Two weeks earlier, South Korean President-elect Park Geun-hye signalled that she was willing to pursue greater engagement and credible diplomacy with Pyongyang.
Geun-hye will become South Korea’s first female president when she takes office in February.
North Korean officials believe that talks with Geun-hye’s administration could ease five years of lingering tensions between the two countries which are still technically at war.
Seoul has warned of its neighbour’s increased militarisation, particularly in the wake of Pyongyang’s successful launch of a long-range missile in early December 2012.
Pyongyang said it was the launch of a weather observation satellite but Japan and other countries in the region condemned the move and called for harsher sanctions.

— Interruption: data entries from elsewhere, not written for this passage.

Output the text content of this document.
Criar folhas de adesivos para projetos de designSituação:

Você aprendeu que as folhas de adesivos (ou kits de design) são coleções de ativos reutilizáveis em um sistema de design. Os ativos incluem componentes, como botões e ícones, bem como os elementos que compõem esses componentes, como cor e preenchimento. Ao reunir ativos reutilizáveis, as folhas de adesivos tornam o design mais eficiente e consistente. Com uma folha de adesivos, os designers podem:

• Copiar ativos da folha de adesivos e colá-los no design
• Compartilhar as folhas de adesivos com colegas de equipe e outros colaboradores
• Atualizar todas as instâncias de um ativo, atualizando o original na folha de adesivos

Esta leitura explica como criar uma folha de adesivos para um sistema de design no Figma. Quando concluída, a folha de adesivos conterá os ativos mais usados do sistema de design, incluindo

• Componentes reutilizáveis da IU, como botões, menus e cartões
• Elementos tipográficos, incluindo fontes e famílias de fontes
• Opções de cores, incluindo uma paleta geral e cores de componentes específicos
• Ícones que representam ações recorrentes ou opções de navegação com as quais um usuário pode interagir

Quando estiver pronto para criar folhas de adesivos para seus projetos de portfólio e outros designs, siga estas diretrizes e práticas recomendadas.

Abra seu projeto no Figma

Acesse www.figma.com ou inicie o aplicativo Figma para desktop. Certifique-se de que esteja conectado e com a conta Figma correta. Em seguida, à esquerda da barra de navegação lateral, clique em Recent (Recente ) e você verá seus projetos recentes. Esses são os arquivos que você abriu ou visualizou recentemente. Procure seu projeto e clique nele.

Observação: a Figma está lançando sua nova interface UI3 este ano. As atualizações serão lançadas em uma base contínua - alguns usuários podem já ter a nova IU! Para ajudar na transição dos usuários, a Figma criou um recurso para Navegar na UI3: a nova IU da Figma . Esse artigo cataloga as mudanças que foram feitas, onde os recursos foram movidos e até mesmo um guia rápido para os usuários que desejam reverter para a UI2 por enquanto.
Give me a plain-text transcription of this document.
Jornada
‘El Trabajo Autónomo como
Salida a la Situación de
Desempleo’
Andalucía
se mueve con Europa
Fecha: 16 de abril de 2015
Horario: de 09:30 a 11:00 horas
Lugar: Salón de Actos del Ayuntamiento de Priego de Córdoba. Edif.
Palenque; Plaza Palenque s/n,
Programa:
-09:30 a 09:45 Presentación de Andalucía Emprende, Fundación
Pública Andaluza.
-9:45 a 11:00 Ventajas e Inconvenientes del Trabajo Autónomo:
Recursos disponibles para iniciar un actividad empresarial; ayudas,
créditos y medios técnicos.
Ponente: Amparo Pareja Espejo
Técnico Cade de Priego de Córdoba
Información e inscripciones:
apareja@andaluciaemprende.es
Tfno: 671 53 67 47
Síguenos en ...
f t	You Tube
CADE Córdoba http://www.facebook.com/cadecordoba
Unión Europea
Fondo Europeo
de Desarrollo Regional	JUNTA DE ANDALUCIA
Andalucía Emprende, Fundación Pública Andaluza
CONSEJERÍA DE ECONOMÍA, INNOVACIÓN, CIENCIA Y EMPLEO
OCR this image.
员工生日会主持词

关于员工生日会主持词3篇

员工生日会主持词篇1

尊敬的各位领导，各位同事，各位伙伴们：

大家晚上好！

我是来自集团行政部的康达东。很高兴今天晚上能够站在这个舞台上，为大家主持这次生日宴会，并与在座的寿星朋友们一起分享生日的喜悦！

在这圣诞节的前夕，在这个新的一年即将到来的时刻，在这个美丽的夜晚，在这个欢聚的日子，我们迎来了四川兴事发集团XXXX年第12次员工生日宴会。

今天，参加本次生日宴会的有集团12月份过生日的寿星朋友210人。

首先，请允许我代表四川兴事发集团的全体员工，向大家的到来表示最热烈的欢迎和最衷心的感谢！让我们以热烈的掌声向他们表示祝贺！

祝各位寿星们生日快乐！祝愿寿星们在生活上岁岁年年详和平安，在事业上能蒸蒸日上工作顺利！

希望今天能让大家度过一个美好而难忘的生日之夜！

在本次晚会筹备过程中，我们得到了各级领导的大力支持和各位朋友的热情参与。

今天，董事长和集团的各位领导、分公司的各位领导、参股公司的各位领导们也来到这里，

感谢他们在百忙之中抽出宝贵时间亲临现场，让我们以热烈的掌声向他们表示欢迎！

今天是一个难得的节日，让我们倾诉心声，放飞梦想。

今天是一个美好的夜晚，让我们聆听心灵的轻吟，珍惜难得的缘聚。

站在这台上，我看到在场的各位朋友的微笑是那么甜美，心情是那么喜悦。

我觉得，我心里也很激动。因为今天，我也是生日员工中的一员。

However, some Western analysts believe the launch is a bold political move which empowers and enhance’s Jong-un’s influence among his military and legitimises his leadership at home.
They say that it compensates for an embarrassing failed launch of a similar missile last year and appears to give Jong-un political capital to deal with Seoul.
“An important issue in putting an end to the division of the country and achieving its reunification, is to remove confrontation between the north and the south,” Jong-un said in his speech.
“The past records of inter-Korean relations show that confrontation between fellow countrymen leads to nothing but war.”
There are signs that the conciliatory tone from Pyongyang may already be paying dividends.
On Thursday, South Korean newspapers carried reports that the current government had agreed to increase an annual budget to fund projects with the North by nine per cent.
The $1 billion fund covers humanitarian aid, agricultural projects and family exchanges.